As far as I know depression is only a mental health problem when it's not being legitimately caused by anything. Personally I am totally ****** off but I don't think there's any great secret why. I don't want to be prescribed some sort of pills that will make me dance around happily loving the fact that I can't really do anything other than sit around nursing myself.
As to having kids I wouldn't even think about it, by the numbers given here it is a three times greater likelihood that the baby would develop diabetes, and I have read that it is a 1 in 17 chance if the mother has it. I would not sentence my worst enemy to this let alone my child. I was never someone who definitely wanted children but it would have been nice to have the choice, I do not feel that I can reasonably make that choice anymore.
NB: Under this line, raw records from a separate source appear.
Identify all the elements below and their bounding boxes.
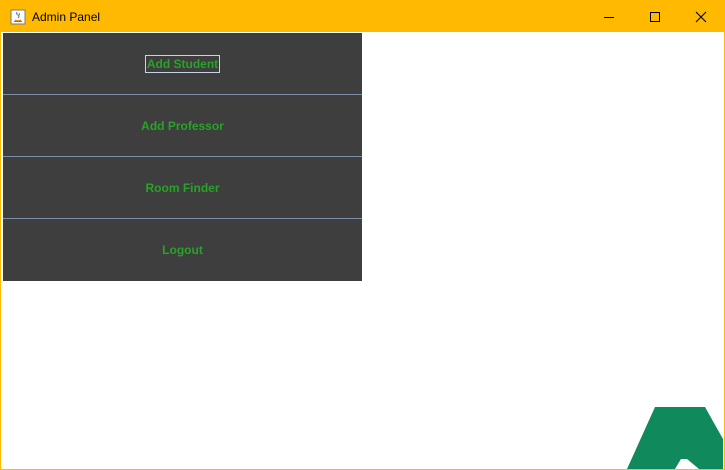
window-title: Admin Panel (32, 9, 101, 24)
title-bar[interactable]: Admin Panel (1, 1, 724, 32)
close-icon (695, 11, 707, 22)
logout-label: Logout (162, 243, 203, 257)
minimize-button[interactable] (586, 1, 632, 32)
logo-icon (627, 407, 723, 469)
content-area: Add Student Add Professor Room Finder Lo… (3, 33, 723, 469)
admin-panel-window: Admin Panel Add Student Add Professor Ro… (0, 0, 725, 470)
add-professor-label: Add Professor (141, 118, 224, 133)
logout-button[interactable]: Logout (3, 219, 362, 281)
room-finder-button[interactable]: Room Finder (3, 157, 362, 219)
add-student-button[interactable]: Add Student (3, 33, 362, 95)
add-student-label: Add Student (144, 54, 221, 73)
close-button[interactable] (678, 1, 724, 32)
maximize-icon (650, 11, 660, 22)
room-finder-label: Room Finder (145, 180, 220, 195)
window-controls (586, 1, 724, 32)
java-app-icon (10, 9, 26, 25)
maximize-button[interactable] (632, 1, 678, 32)
add-professor-button[interactable]: Add Professor (3, 95, 362, 157)
minimize-icon (604, 16, 614, 18)
menu-panel: Add Student Add Professor Room Finder Lo… (3, 33, 362, 281)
I have read about 12 to 20 years reduction in life expectancy, I would normally expect to make mid 70s perhaps so perhaps around 60 is a realistic expectation. I did not know that I was already nearly half way through my life at 24 but apparently I had better get used to that idea. I am also not very anxious to hang around until I'm 90 on the basis that I know what is very probably going to happen to me and it is not very nice, I see it every time I sit waiting at the clinic and it is literally a nightmare.
In the end I have said the same thing, it sucks the fun out of everything, it reminds you it's there just often enough that you can never really get away from it. It's almost exactly designed to be utterly utterly hideous and miserable and if someone told me that oh, it's been a big mistake, it's not diabetes and you actually have six months to live, my first thought would be thank god for that.